2ieme jour: Cols, neige, paysages somptueux
C’est un premier levé mais également un premier petit déj’ assez rustique et pauvre en quantités. Il faut si faire à ne pas trop manger même si la tentation est grande de lester du poids de nos sacs énormes. En t-shirts-short, nous reprenons la route. Nous sommes habillés légers mais pourtant nous traversons des glaciers, des étendues de neiges glacés, des chemins tantôt verdoyants, tantôt ensevelis sous la glace. Malgré la difficulté des cols à gravirent, des chemins rocailleux, des torrents à traverser, des pentes glissantes et escarpées, nous assistons tous, ému, à la beauté d’un spectacle de fonte de glaciers éternels et de lacs qui se partagent cette eau si pure mais si froides. Cette eau est une ressource idéale pour notre bonne condition de marche. Nous n’hésitons pas à trempé la casquette pour plus de fraicheur.
Après 4 km de montées entre les énormes blocs de pierre, nous grignotons quelques barres de céréales et un petit morceau de chocolat comme repas de midi. C’est à ce moment que l’on pense aux bons repas consistants que maman nous prépare bien au chaud dans ses fourneaux.
Pour parler de la route, les sentiers sont bien indiqués par une lettre T en rouge et il faut être vraiment distrait pour les manquer. Tous sous le charme du pays des lacs, nous poursuivons la route…
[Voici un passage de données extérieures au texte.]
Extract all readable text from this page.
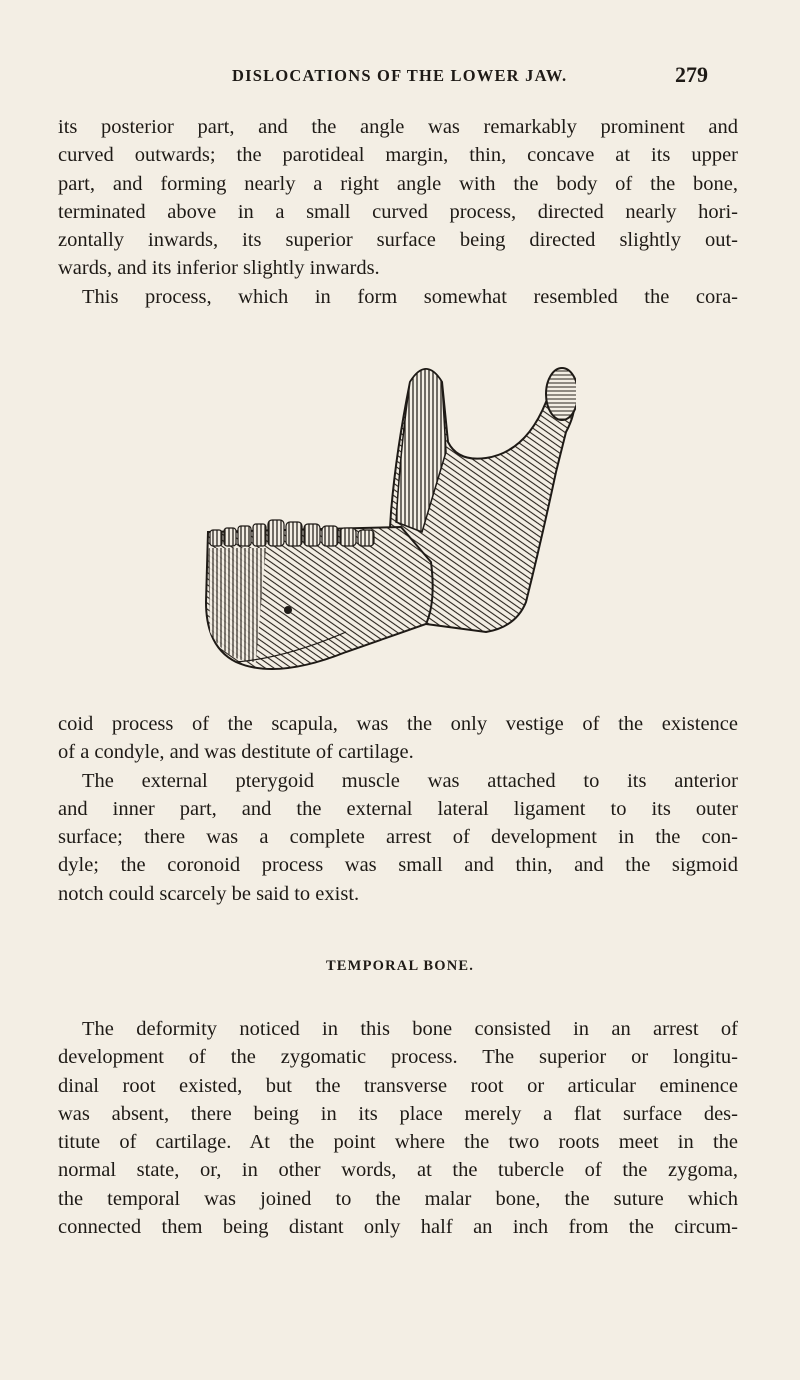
DISLOCATIONS OF THE LOWER JAW.	279
its posterior part, and the angle was remarkably prominent and
curved outwards; the parotideal margin, thin, concave at its upper
part, and forming nearly a right angle with the body of the bone,
terminated above in a small curved process, directed nearly hori-
zontally inwards, its superior surface being directed slightly out-
wards, and its inferior slightly inwards.
This process, which in form somewhat resembled the cora-
coid process of the scapula, was the only vestige of the existence
of a condyle, and was destitute of cartilage.
The external pterygoid muscle was attached to its anterior
and inner part, and the external lateral ligament to its outer
surface; there was a complete arrest of development in the con-
dyle; the coronoid process was small and thin, and the sigmoid
notch could scarcely be said to exist.
TEMPORAL BONE.
The deformity noticed in this bone consisted in an arrest of
development of the zygomatic process. The superior or longitu-
dinal root existed, but the transverse root or articular eminence
was absent, there being in its place merely a flat surface des-
titute of cartilage. At the point where the two roots meet in the
normal state, or, in other words, at the tubercle of the zygoma,
the temporal was joined to the malar bone, the suture which
connected them being distant only half an inch from the circum-
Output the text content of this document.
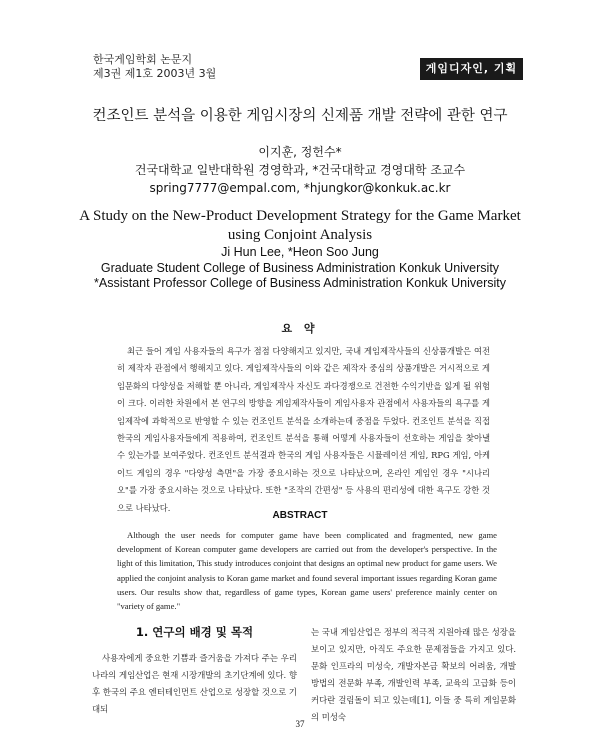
한국게임학회 논문지
제3권 제1호 2003년 3월	게임디자인, 기획
컨조인트 분석을 이용한 게임시장의 신제품 개발 전략에 관한 연구
이지훈, 정헌수*
건국대학교 일반대학원 경영학과, *건국대학교 경영대학 조교수
spring7777@empal.com, *hjungkor@konkuk.ac.kr
A Study on the New-Product Development Strategy for the Game Market
using Conjoint Analysis
Ji Hun Lee, *Heon Soo Jung
Graduate Student College of Business Administration Konkuk University
*Assistant Professor College of Business Administration Konkuk University
요 약

최근 들어 게임 사용자들의 욕구가 점점 다양해지고 있지만, 국내 게임제작사들의 신상품개발은 여전히 제작자 관점에서 행해지고 있다. 게임제작사들의 이와 같은 제작자 중심의 상품개발은 거시적으로 게임문화의 다양성을 저해할 뿐 아니라, 게임제작사 자신도 과다경쟁으로 건전한 수익기반을 잃게 될 위험이 크다. 이러한 차원에서 본 연구의 방향을 게임제작사들이 게임사용자 관점에서 사용자들의 욕구를 게임제작에 과학적으로 반영할 수 있는 컨조인트 분석을 소개하는데 중점을 두었다. 컨조인트 분석을 직접 한국의 게임사용자들에게 적용하여, 컨조인트 분석을 통해 어떻게 사용자들이 선호하는 게임을 찾아낼 수 있는가를 보여주었다. 컨조인트 분석결과 한국의 게임 사용자들은 시뮬레이션 게임, RPG 게임, 아케이드 게임의 경우 "다양성 측면"을 가장 중요시하는 것으로 나타났으며, 온라인 게임인 경우 "시나리오"를 가장 중요시하는 것으로 나타났다. 또한 "조작의 간편성" 등 사용의 편리성에 대한 욕구도 강한 것으로 나타났다.

ABSTRACT

Although the user needs for computer game have been complicated and fragmented, new game development of Korean computer game developers are carried out from the developer's perspective. In the light of this limitation, This study introduces conjoint that designs an optimal new product for game users. We applied the conjoint analysis to Koran game market and found several important issues regarding Koran game users. Our results show that, regardless of game types, Korean game users' preference mainly center on "variety of game."

1. 연구의 배경 및 목적

사용자에게 중요한 기쁨과 즐거움을 가져다 주는 우리나라의 게임산업은 현재 시장개발의 초기단계에 있다. 향후 한국의 주요 엔터테인먼트 산업으로 성장할 것으로 기대되

는 국내 게임산업은 정부의 적극적 지원아래 많은 성장을 보이고 있지만, 아직도 주요한 문제점들을 가지고 있다. 문화 인프라의 미성숙, 개발자본금 확보의 어려움, 개발 방법의 전문화 부족, 개발인력 부족, 교육의 고급화 등이 커다란 걸림돌이 되고 있는데[1], 이들 중 특히 게임문화의 미성숙

37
Il est 19h et les crampes se font ressentir aux chevilles ainsi qu’au bas du dos. Tous d’accord pour s’arrêter, nous plantons les sardines et préparons les réchauds pour le souper. Ayant beaucoup monter aujourd’hui, il est évident de camper en haut d’un sommet. Pendant plus d’une heure, nous restons silencieux face à la beauté que le soleil de Norvège nous offre pour la deuxième fois. Le terme aventure prend ici tous son sens.
Crevés et exténués, nous nous endormons dans les bras de Morphée après un bon couscous.
3ieme jour: rivière infranchissable, bottine à l’eau
Réveil difficile, nous replions le matos, lavons les casseroles dans l’eau glaciale et prenons notre bol de crunchy pour nous encourager à notre 3ème étape. Au loin, dominant tout l’Hardangervidda, le prestigieux Harteigen guide les randonneurs égarés.
Aujourd’hui, c’est une petite trotte mais les rivières sont nombreuses et parfois infranchissables à pied. Les nuages se font de plus en plus menaçant, la température baisse et nous sommes face à ce torrent furieux. Nous sommes désemparés. Il n’y a aucun moyen de traverser la rivière avec les sacs à dos. Equipés comme Roald Amundsen, nous tendons alors une corde pour faire passer nos sacs au dessus du torrent et les faire parvenir de l’autre côté grâce à l’idée ingénieuse d’un de nos camarades. Un par un nous les faisons coulisser au dessus du torrent plus que violent. Maladroit et ayant deux mains gauches, l’un de nous lance sans faire exprès une chaussure à l’eau. Ce dernier voulant l’envoyer de l’autre côté, à manquer son geste.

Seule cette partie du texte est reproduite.